Deu brado a falsa notícia sobre uma factura de mais de 9 mil euros pagos ao Solar dos Presuntos, pelos contribuintes, para que António Costa, o ministro da Cultura, Pilar del Río e um ex-ministro se banqueteassem a reboque de uma desculpa esfarrapada. Com o pretexto do centenário do nascimento de Saramago, essa grupeta encabeçada pelo primeiro-ministro foi almoçar a esse restaurante. Pouco depois começou a correr nas redes sociais a dita conta fake e muitos a partilharam. Eu própria o fiz, ainda que acrescentasse que poderia ser mentira. Mal se confirmou que aquela factura pertencia a outros clientes, quase todos os que a tinham postado apagaram-na. Já os boys and girls do Governo (alguém acredita que não pagam a “influencers digitais” como no tempo Sócrates?) aproveitaram para condenar à fogueira aquilo que tratam como a escumalha dos rumores, mentiras e boatos. Só que não. Na verdade, mesmo provando-se que aquela adição não correspondia ao repasto, ficou por apresentar a conta. Quanto é que, afinal, os portugueses desembolsaram para que Costa ou Adão e Silva fossem comensais no dito estabelecimento? Ou foi privado? E, já agora, faz sentido assinalar ocasiões desse tipo e desta forma? Ir almoçar no aniversário do Nobel porquê? Não é para ser miserabilista, mas em qualquer empresa ou perante qualquer orçamento familiar, espera-se transparência, prestação de contas e contenção, sobretudo em tempos de crise. E isto com os dinheiros próprios, quanto mais com os euros dos outros, como será o caso deste marisco ou destes bifes liquidados pelo contribuinte português. Ou o verdadeiro talão era ainda mais assustador?
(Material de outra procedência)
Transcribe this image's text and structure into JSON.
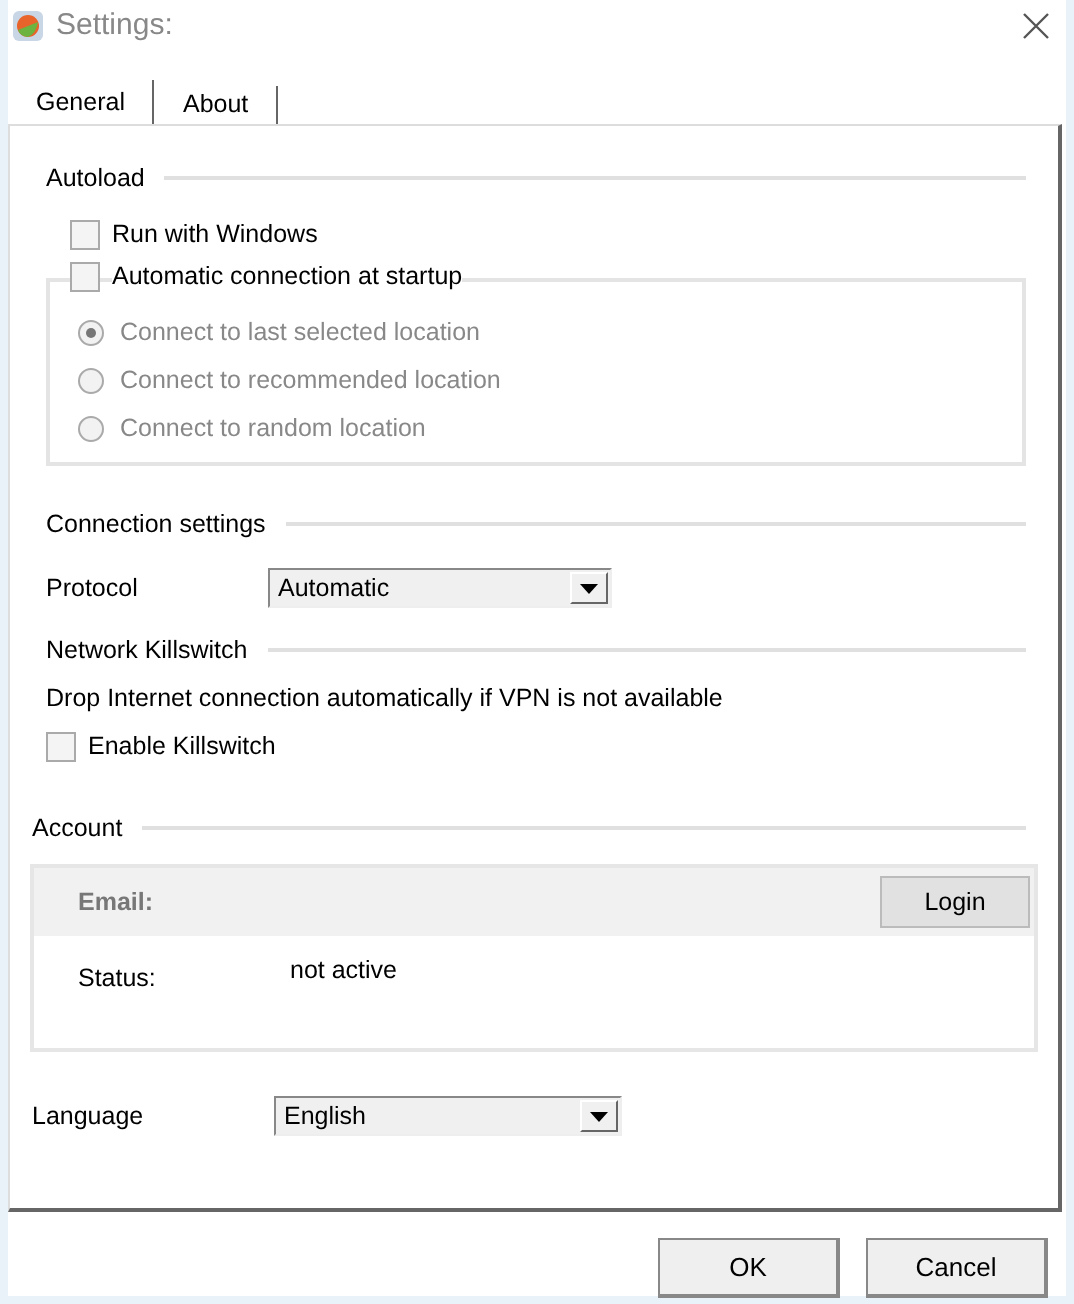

Realmente, este assunto não é apenas trocos. Ao desmentido deveria ter-se seguido, de imediato e sem mais, esclarecimentos, a revelação da real factura – só isso reporia a verdade – e até a discussão da justificação para o encontro, de governantes a fazerem fotos para promover restaurantes, etc. Isso, sim, seria uma praça de gente madura, para citar Zeca Afonso. Acontece que, neste beco de gentalha soba, a coisa resolve-se com execuções sumárias e protecções primárias, numa atitude prepotente que viaja desde as pressões “não se pode tratar mal a filha de um Presidente de um país amigo” até ao familygate, passando pelo afastamento de Marques Vidal. Aliás, foi exactamente essa uma das razões pelas quais muitos partilharam a falsa factura – porque, apesar da sua excentricidade, ela era possível. Porque esse topete, esse informalismo e o devorar da coisa pública são a pedra-de-toque destes governos Costa. Factura de 10 mil euros com um pretexto da treta? Muitos acharam obsceno, mas plausível. Desta vez era tanga, mas todos sabem que já aconteceu. E que, perante tanta sabujice e genuflexão, receios de levar estes debates até ao fim e subserviência em doses generosas, irá acontecer mais vezes. Talvez sempre.
Teste rápido
Ontem assinalou-se o Dia Internacional pela Eliminação da Violência Contra as Mulheres. Sabe quantas já foram assassinadas em Portugal este ano?
Resposta: 28
Autoteste
Na foto de Annie Leibovitz:
1. Messi e Ronaldo estão quase deitados no tabuleiro (coisa que nenhum jogador faria) porque estão a ficar mais velhos e mais ceguetas;
2. O padrão daquelas maletas feias não corresponde ao de um tabuleiro de xadrez;
3. É gritante a banalidade da metáfora xadrezista;
4. Lixo e luxo misturam-se e até a foto é uma montagem;
5. O futebol não é elevado a jogo estratégico, mas os seus jogadores (também os adeptos?) são ridicularizados;
6. O que importa este tema? É só mais publicidade.
Antigénio
A insana gestão da covid era para salvar o SNS? Não. Actualmente, o tempo de espera em hospitais como o Santa Maria chega a ser superior a 24 horas. Agora, só falta filmarem as ambulâncias à porta e pedirem mais 15 dias para achatar a curva.
Progénio
A Autoridade da Concorrência promoveu pedidos de clemência para iniciar investigações. Resultou. Já houve oito participações desse género em 2022. A delação premiada funciona em Portugal.